Under the heading, The Elephant in the Room, Taub writes: “One last note. This is not a book expressly about Donald Trump. However, to write about white collar crime and corruption and not mention him would be like discussing the accounting fraud scandals of the 1990s and early 2000s without covering Enron or explaining Ponzi schemes without mentioning Bernie Madoff” (p. xxx).

Of course, when it comes to “big dirty money,” Trump (and The Trump Organization, a group of some 500 business entities) are the consummate law violators without punishment. As a group, they have been credibly accused of having been involved in corporate crime, occupational crime, avocational crime, governmental crime, state-corporate crime, finance crime, enterprise crime, contrepreneurial crime, crimes of globalization, and technocrime.

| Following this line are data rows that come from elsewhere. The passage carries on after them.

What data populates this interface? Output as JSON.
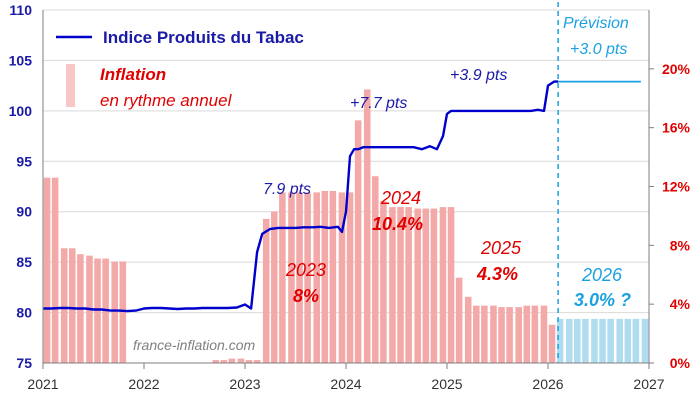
{
  "chart_data": {
    "type": "bar+line",
    "title": "",
    "x_axis": {
      "range": [
        2021,
        2027
      ],
      "tick_labels": [
        "2021",
        "2022",
        "2023",
        "2024",
        "2025",
        "2026",
        "2027"
      ]
    },
    "left_axis": {
      "range": [
        75,
        110
      ],
      "tick_labels": [
        "75",
        "80",
        "85",
        "90",
        "95",
        "100",
        "105",
        "110"
      ]
    },
    "right_axis": {
      "range": [
        0,
        24
      ],
      "tick_labels": [
        "0%",
        "4%",
        "8%",
        "12%",
        "16%",
        "20%"
      ]
    },
    "grid": "horizontal",
    "legend": {
      "placement": "top-left",
      "line_label": "Indice Produits du Tabac",
      "bar_label_1": "Inflation",
      "bar_label_2": "en rythme  annuel"
    },
    "annotations": {
      "forecast_title": "Prévision",
      "forecast_value": "+3.0 pts",
      "step_2023": "7.9 pts",
      "step_2024": "+7.7 pts",
      "step_2025": "+3.9 pts",
      "year_2023": "2023",
      "rate_2023": "8%",
      "year_2024": "2024",
      "rate_2024": "10.4%",
      "year_2025": "2025",
      "rate_2025": "4.3%",
      "year_2026": "2026",
      "rate_2026": "3.0% ?",
      "watermark": "france-inflation.com"
    },
    "colors": {
      "index_line": "#0000cc",
      "forecast_line": "#1ba1e2",
      "inflation_bar": "#f4a9a9",
      "forecast_bar": "#b0dcf0",
      "red_text": "#e00000",
      "blue_text": "#1a1aa6",
      "cyan_text": "#1ba1e2",
      "grid": "#d9d9d9"
    },
    "series": [
      {
        "name": "Indice Produits du Tabac",
        "kind": "line",
        "axis": "left",
        "x": [
          2021.0,
          2021.08,
          2021.17,
          2021.25,
          2021.33,
          2021.42,
          2021.5,
          2021.58,
          2021.67,
          2021.75,
          2021.83,
          2021.92,
          2022.0,
          2022.08,
          2022.17,
          2022.25,
          2022.33,
          2022.42,
          2022.5,
          2022.58,
          2022.67,
          2022.75,
          2022.83,
          2022.92,
          2023.0,
          2023.06,
          2023.12,
          2023.17,
          2023.25,
          2023.33,
          2023.42,
          2023.5,
          2023.58,
          2023.67,
          2023.75,
          2023.83,
          2023.92,
          2023.96,
          2024.0,
          2024.04,
          2024.08,
          2024.12,
          2024.17,
          2024.25,
          2024.33,
          2024.42,
          2024.5,
          2024.58,
          2024.67,
          2024.75,
          2024.83,
          2024.9,
          2024.96,
          2025.0,
          2025.04,
          2025.08,
          2025.17,
          2025.25,
          2025.33,
          2025.42,
          2025.5,
          2025.58,
          2025.67,
          2025.75,
          2025.83,
          2025.9,
          2025.96,
          2026.0,
          2026.06,
          2026.1
        ],
        "y": [
          80.4,
          80.4,
          80.45,
          80.45,
          80.4,
          80.4,
          80.3,
          80.3,
          80.2,
          80.2,
          80.15,
          80.2,
          80.4,
          80.45,
          80.45,
          80.4,
          80.35,
          80.4,
          80.4,
          80.45,
          80.45,
          80.45,
          80.45,
          80.5,
          80.8,
          80.4,
          86.0,
          87.8,
          88.3,
          88.4,
          88.4,
          88.4,
          88.45,
          88.45,
          88.5,
          88.4,
          88.5,
          88.0,
          90.0,
          95.5,
          96.2,
          96.2,
          96.4,
          96.4,
          96.4,
          96.4,
          96.4,
          96.4,
          96.4,
          96.2,
          96.5,
          96.2,
          97.5,
          99.7,
          100.0,
          100.0,
          100.0,
          100.0,
          100.0,
          100.0,
          100.0,
          100.0,
          100.0,
          100.0,
          100.0,
          100.1,
          100.0,
          102.5,
          102.9,
          102.9
        ]
      },
      {
        "name": "Prévision",
        "kind": "line",
        "axis": "left",
        "x": [
          2026.1,
          2026.5,
          2026.92
        ],
        "y": [
          102.9,
          102.9,
          102.9
        ]
      },
      {
        "name": "Inflation",
        "kind": "bar",
        "axis": "right",
        "x": [
          2021.04,
          2021.12,
          2021.21,
          2021.29,
          2021.37,
          2021.46,
          2021.54,
          2021.62,
          2021.71,
          2021.79,
          2022.71,
          2022.79,
          2022.87,
          2022.96,
          2023.04,
          2023.12,
          2023.21,
          2023.29,
          2023.37,
          2023.46,
          2023.54,
          2023.62,
          2023.71,
          2023.79,
          2023.87,
          2023.96,
          2024.04,
          2024.12,
          2024.21,
          2024.29,
          2024.37,
          2024.46,
          2024.54,
          2024.62,
          2024.71,
          2024.79,
          2024.87,
          2024.96,
          2025.04,
          2025.12,
          2025.21,
          2025.29,
          2025.37,
          2025.46,
          2025.54,
          2025.62,
          2025.71,
          2025.79,
          2025.87,
          2025.96,
          2026.04
        ],
        "y": [
          12.6,
          12.6,
          7.8,
          7.8,
          7.4,
          7.3,
          7.1,
          7.1,
          6.9,
          6.9,
          0.2,
          0.2,
          0.3,
          0.3,
          0.2,
          0.2,
          9.8,
          10.3,
          11.6,
          11.6,
          11.6,
          11.6,
          11.6,
          11.7,
          11.7,
          11.6,
          11.6,
          16.5,
          18.6,
          12.7,
          11.0,
          10.6,
          10.6,
          10.6,
          10.5,
          10.5,
          10.5,
          10.6,
          10.6,
          5.8,
          4.5,
          3.9,
          3.9,
          3.9,
          3.8,
          3.8,
          3.8,
          3.9,
          3.9,
          3.9,
          2.6
        ]
      },
      {
        "name": "Inflation (prévision)",
        "kind": "bar",
        "axis": "right",
        "x": [
          2026.12,
          2026.21,
          2026.29,
          2026.37,
          2026.46,
          2026.54,
          2026.62,
          2026.71,
          2026.79,
          2026.87,
          2026.96
        ],
        "y": [
          3.0,
          3.0,
          3.0,
          3.0,
          3.0,
          3.0,
          3.0,
          3.0,
          3.0,
          3.0,
          3.0
        ]
      }
    ],
    "forecast_start_x": 2026.1
  }
}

This social reality of impunity also accounts for the fact that Trump and company—their corporate and governmental appointees alike—reappear more than twenty times in the rest of the book as part of Taub’s white collar crime story.

Taub finishes her preface by providing an excellent overview decade by decade of Trump’s “life of crime” from his middle twenties to his early seventies. Putting aside the king of grifters who bamboozled his way into becoming the 45th president of the United States, anyone with an interest in the crimes of the powerful should read Big Dirty Money.

References

Barak, G. (2012). Theft of a Nation: Wall Street Looting and Federal Regulatory  

Colluding. Lanham, MD: Rowman & Littlefield.

Barak, G. (2017). Unchecked Corporate Power: Why the Crimes of Multinational

Corporations Are Routinized Away and What We Can Do About It. London and New York: Routledge.

Whyte, D. (2015). The Corporate Criminal: Why Corporations Must Be Abolished.

London and New York: Routledge.

Gregg Barak is an Emeritus Professor of Criminology and Criminal Justice as well as the Co-founding and North American Editor of the Sage Journal of White Collar & Corporate Crime.